Neste caso podemos aceitar uma onisciência “relativa”, uma “licença poética” do narrador, que, dominado pela emoção, busca pintar com tintas líricas o momento cinza e inexpressivo da morte.

Muitos outros episódios poderiam ser mostrados, nos quais o narrador conta o que ouviu de alguém, exatamente como fora prometido na abertura. Essa maneira de contar, tipo história-puxa-história, retrata bem a oralidade da qual o povo se serve para transmitir suas tradições. Guma e Lívia jamais existiram, mas até a forma de contar sua história empresta-lhes verossimilhança, isto é, faz-nos parecer que eles foram reais, construídos por um “narrador testemunha”, que narra o que “viu, ouviu ou leu em algum lugar”, mas cuja visão é limitada se comparado ao narrador onisciente.

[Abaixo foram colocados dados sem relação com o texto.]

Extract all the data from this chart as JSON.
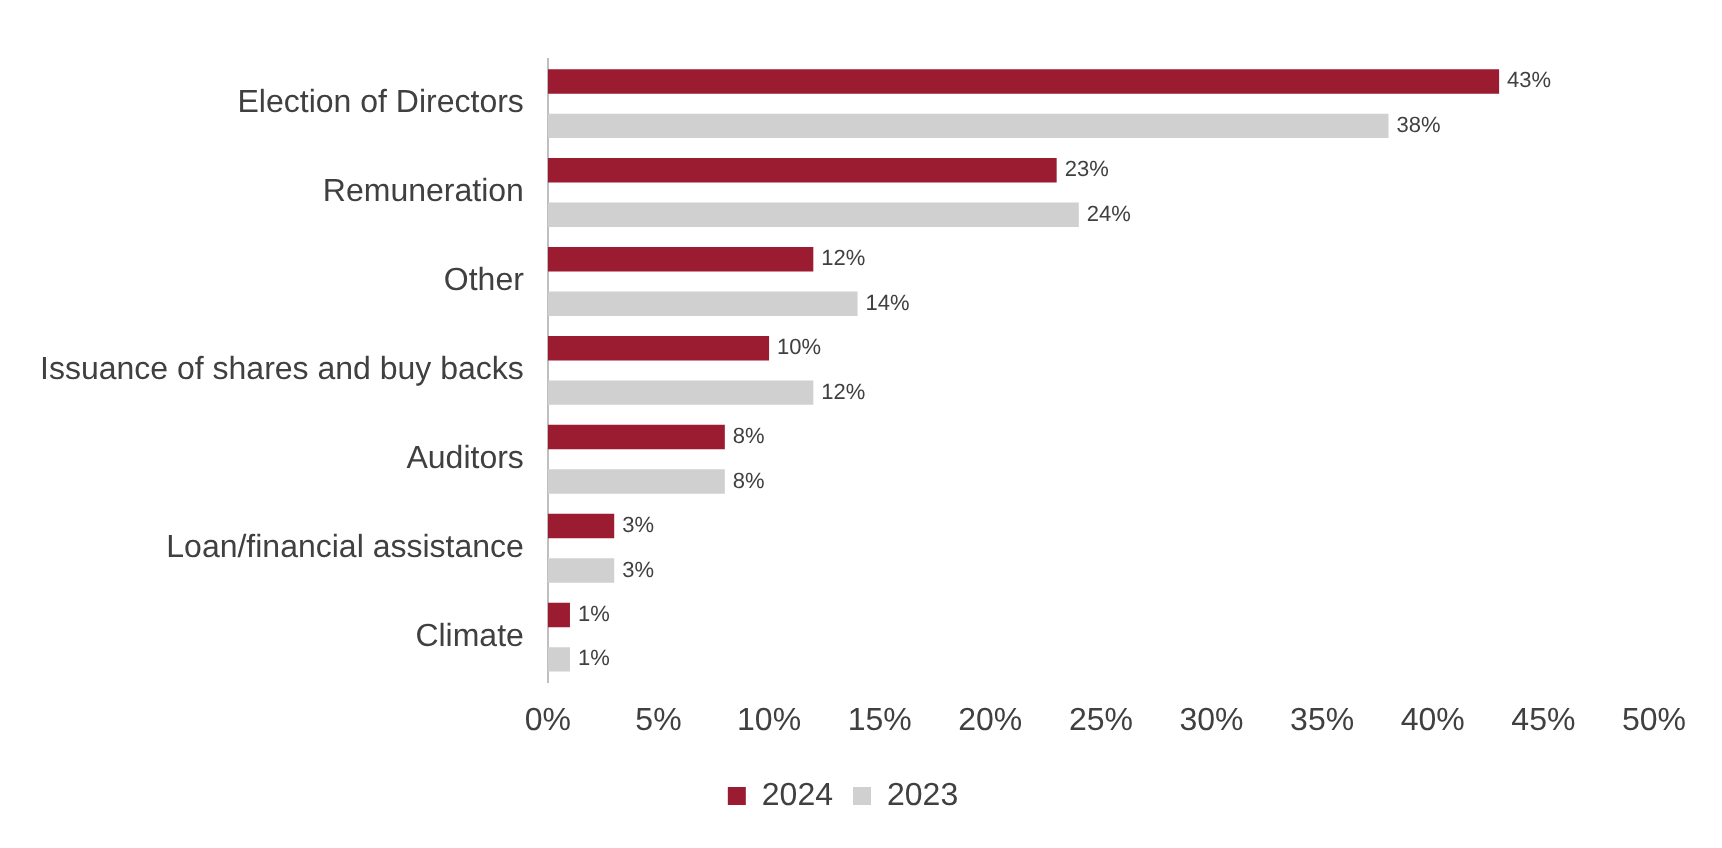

É narrador testemunha, pois, o personagem que nos conta a vida de Guma: sua visão é limitada pelas informações recebidas, porém, como todo bom contador de histórias, ele preenche os vazios não com a verdade tal e qual porque não a conhece, mas com a “verdade possível”, tirada de sua fértil imaginação.

Ilustrações: capa da 4a. edição portuguesa - note o apelo à telenovela Porto dos Milagres, de 2001; capa da edição islandesa de 1957.